Дважды прозвонил телефон, смолк, запищал, и из пасти факса пополз лист бумаги. Ласло снова завернул «беретту» в салфетку, торопливо, будто его застали позирующим перед зеркалом. Показались напечатанные жирным черным шрифтом слова: «Правосудие по-сербски», а потом — не совсем четко, но разборчиво — фотографии, смотреть на которые он не хотел, но от которых не смог отвести взгляд. Спина женщины, почерневшая и распухшая от ударов. Тело мужчины, лежащее ничком в канаве. И неизбежная концовка: женщина в платке, потерянная, напуганная, протянувшая руки в отчаянной мольбе, — образ, который мог бы послужить эмблемой всему двадцатому веку. Он не в первый раз получал подобные материалы. С начала марта к нему приходили карты, фотографии, статистические сводки, свидетельства кошмаров. Он так или иначе знал их источник и снова почувствовал прилив негодования, оттого что к нему обращаются с подобными просьбами. Политическая макулатура! Курт мог бы разобраться с ней утром, сунуть в какую-нибудь папку. Если бы он умел, то отключил бы факс, сломал бы его, потянув за жгуты проводов, что тянулись к розетке, но он совершенно ничего не смыслил в том, что до сих пор называл «новыми» технологиями, и не хотел, чтобы Курт полдня на него дулся. На полке у него над столом на табло радиобудильника цифры 8.59 сменились на 9.00. Кароль должен был прийти с минуты на минуту, а на кухне нужно еще много чего сделать, прежде чем можно будет сесть за стол. Но когда он выходил из кабинета, ему представилось, что факс все ползет и ползет, всю ночь напролет, бумага заполняет стол, падает на пол, ее шуршащие рулоны поднимаются к потолку. Нескончаемый протест. Прорицание. Неустанный призыв к оружию.
7
Закинув пиджак на плечо, Ларри пробирался к выходу из Лос-Анджелесского аэропорта. Впереди него шла та самая молодая еврейка с девочкой на руках — их встречала группа еврейских мужчин с пейсами и в ермолках, один из которых, великолепно сложенный молодой человек с бородой мягкой и блестящей, словно волосы на девичьем лобке, судя по всему, был отцом девочки, и та вскарабкалась к нему на руки, позабыв про тошноту, гордая и смешливая, воссоединившаяся со своим героем, спасенная.
Ларри понаблюдал за ними немного, украдкой, из-за спин столпившихся под информационными экранами людей.
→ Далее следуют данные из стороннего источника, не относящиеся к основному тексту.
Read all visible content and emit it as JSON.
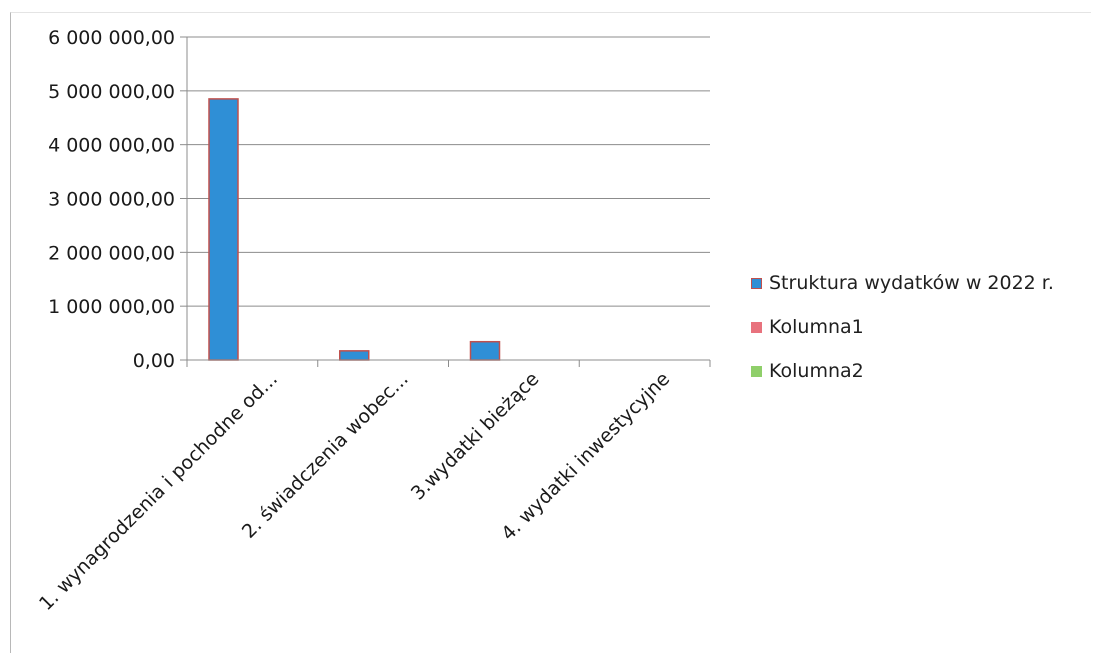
{
  "chart_data": {
    "type": "bar",
    "categories": [
      "1. wynagrodzenia i pochodne od...",
      "2. świadczenia wobec...",
      "3.wydatki bieżące",
      "4. wydatki inwestycyjne"
    ],
    "series": [
      {
        "name": "Struktura wydatków w 2022 r.",
        "values": [
          4850000,
          170000,
          340000,
          0
        ],
        "color": "#2f8fd6",
        "edge": "#c0504d"
      },
      {
        "name": "Kolumna1",
        "values": [
          0,
          0,
          0,
          0
        ],
        "color": "#e8727d"
      },
      {
        "name": "Kolumna2",
        "values": [
          0,
          0,
          0,
          0
        ],
        "color": "#8fcf6a"
      }
    ],
    "ylim": [
      0,
      6000000
    ],
    "yticks": [
      "0,00",
      "1 000 000,00",
      "2 000 000,00",
      "3 000 000,00",
      "4 000 000,00",
      "5 000 000,00",
      "6 000 000,00"
    ],
    "grid": true,
    "legend_position": "right",
    "title": "",
    "xlabel": "",
    "ylabel": ""
  }
}
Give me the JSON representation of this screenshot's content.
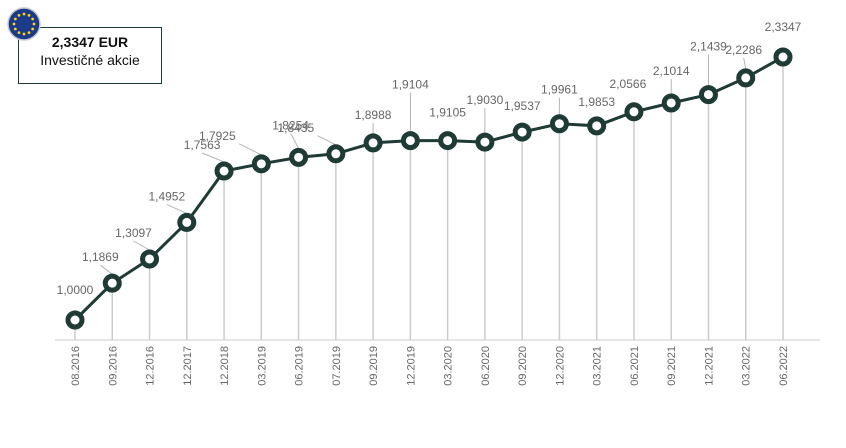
{
  "info": {
    "value": "2,3347 EUR",
    "label": "Investičné akcie",
    "flag_icon": "eu-flag-icon"
  },
  "colors": {
    "line": "#1f3b35",
    "marker_fill": "#ffffff",
    "grid": "#cccccc",
    "labels": "#666666"
  },
  "chart_data": {
    "type": "line",
    "title": "",
    "xlabel": "",
    "ylabel": "",
    "categories": [
      "08.2016",
      "09.2016",
      "12.2016",
      "12.2017",
      "12.2018",
      "03.2019",
      "06.2019",
      "07.2019",
      "09.2019",
      "12.2019",
      "03.2020",
      "06.2020",
      "09.2020",
      "12.2020",
      "03.2021",
      "06.2021",
      "09.2021",
      "12.2021",
      "03.2022",
      "06.2022"
    ],
    "values": [
      1.0,
      1.1869,
      1.3097,
      1.4952,
      1.7563,
      1.7925,
      1.8254,
      1.8435,
      1.8988,
      1.9104,
      1.9105,
      1.903,
      1.9537,
      1.9961,
      1.9853,
      2.0566,
      2.1014,
      2.1439,
      2.2286,
      2.3347
    ],
    "value_labels": [
      "1,0000",
      "1,1869",
      "1,3097",
      "1,4952",
      "1,7563",
      "1,7925",
      "1,8254",
      "1,8435",
      "1,8988",
      "1,9104",
      "1,9105",
      "1,9030",
      "1,9537",
      "1,9961",
      "1,9853",
      "2,0566",
      "2,1014",
      "2,1439",
      "2,2286",
      "2,3347"
    ],
    "ylim": [
      1.0,
      2.3347
    ],
    "grid": "vertical drop lines",
    "legend": "none"
  }
}
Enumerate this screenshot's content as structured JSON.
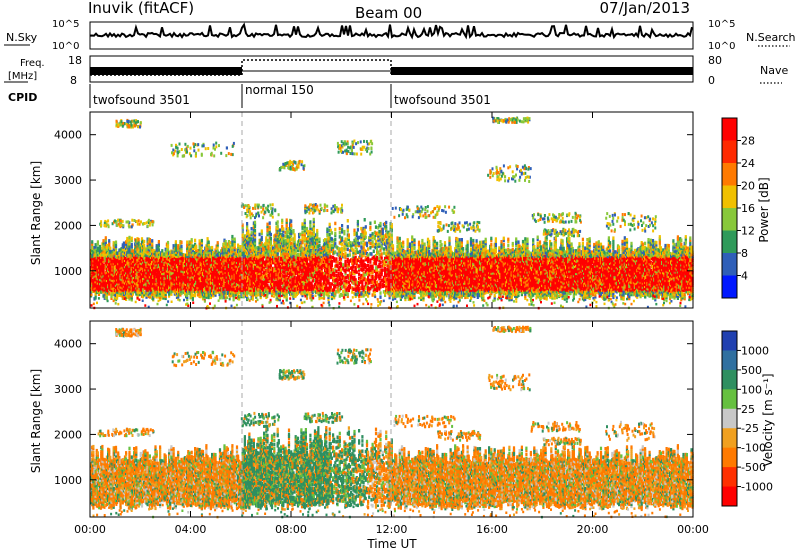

Как было бы здорово, если бы он вдруг стал частью той маленькой группы и разделил их счастье! Он представил себя в накрахмаленной белой рубашке, и что зовут его, к примеру, дядюшкой Рубеном, и что у него превосходная бледная кожа, какая дается в обмен на определенного рода праведность. Он — владелец магазина тканей в центре города или кошерной гастрономической лавки, и его пальцы слегка пахнут пикулями. Vi gay’st du[15], Рубен? Присоединяйся к нам!
Он пошел дальше, зашел в один из баров тут же, в зале аэропорта, заказал порцию «Будвайзера» и уселся с ним на высокий табурет рядом с деревянным индейцем. Это была всего лишь третья порция пива за день — первые две он выпил дома на кухне перед дорогой, — и он полагал, что не выходит за разумные рамки. Правда, некоторые из его калифорнийских знакомых считали его алкоголиком, потому что ему ничего не стоило выпить в один присест бутылку, или даже полторы, вина «Напа велли» или шесть банок пива за то время, пока по телевизору идет сериал, но они не видели, как пьет настоящий алкоголик, а он видел и поэтому знал, в чем разница.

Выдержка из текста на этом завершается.